Since regular Postgres indexes do not store NULL values, wouldn't it be the same as creating a partial index with where colA is not null
?
Any pros or cons with either indexes?
It all depends.
NULL
values are included in (default) B-tree indexes since version Postgres 8.3, like Schwern provided. However, predicates like the one you mention (where colA is not null
) are only properly supported since Postgres 9.0. The release notes:
Allow
IS NOT NULL
restrictions to use indexes (Tom Lane)This is particularly useful for finding
MAX()
/MIN()
values in indexes that contain many null values.
GIN indexes followed later:
As of PostgreSQL 9.1, null key values can be included in the index.
Typically, a partial index makes sense if it excludes a major part of the table from the index, making it substantially smaller and saving writes to the index. Since B-tree indexes are so shallow, bare seek performance scales fantastically (once the index is cached). 10 % fewer index entries hardly matter in that area.

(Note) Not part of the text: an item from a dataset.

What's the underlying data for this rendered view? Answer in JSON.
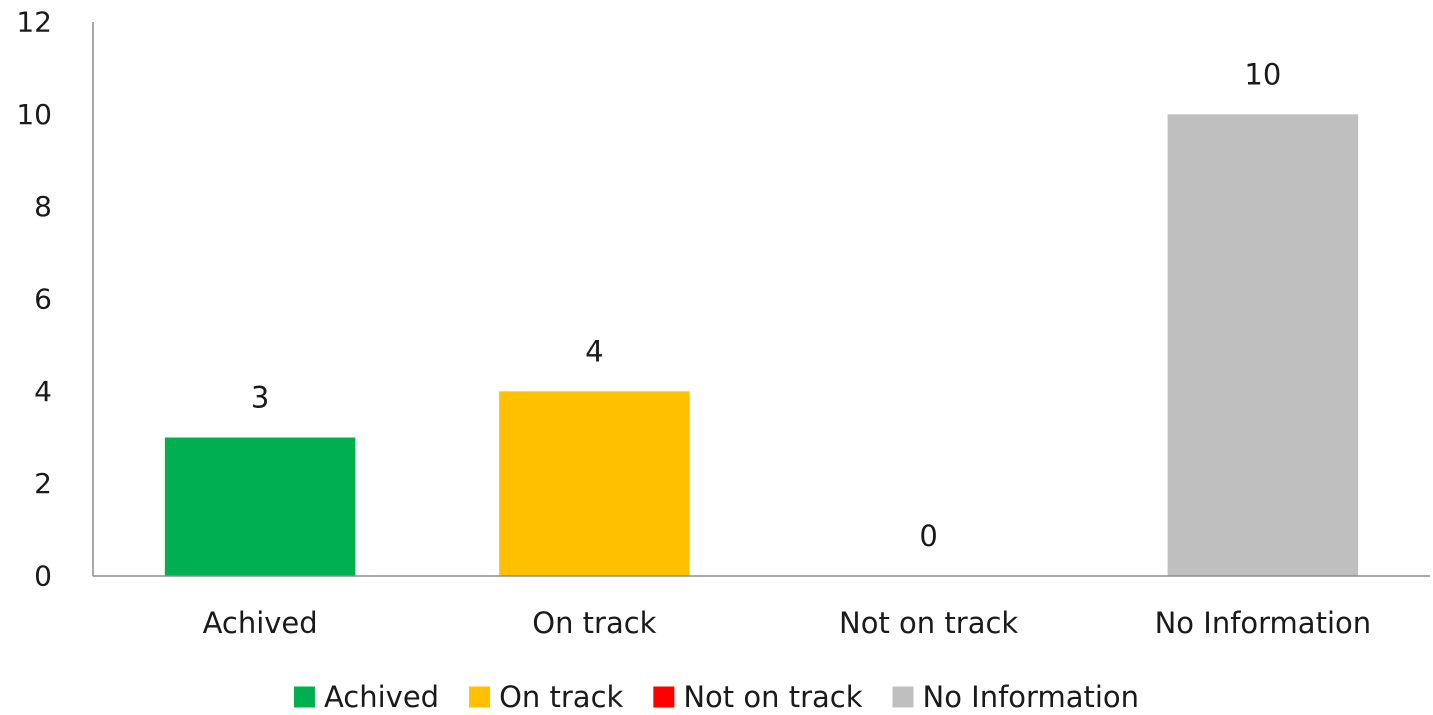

Your case would exclude only around 10% of all rows, and that rarely pays. A partial index adds some overhead for the query planner and excludes queries that don't match the index condition. (The Postgres query planner doesn't try hard if the match is not immediately obvious.)
OTOH, Postgres will rarely use an index for predicates retrieving 10 % of the table - a sequential scan will typically be faster. Again, it depends.
If (almost) all queries exclude NULL
anyway (in a way the Postgres planner understands), then a partial index excluding only 10 % of all rows is still a sensible option. But it may backfire if query patterns change. The added complexity may not be worth it.
Also worth noting that there are still corner cases with NULL
values in Postgres indexes. I bumped into this case recently where Postgres proved unwilling to read sorted rows from a multicolumn index when the first index expression was filtered with IS NULL
(making a partial index preferable for the case):
db<>fiddle here
So, it depends on the complete picture.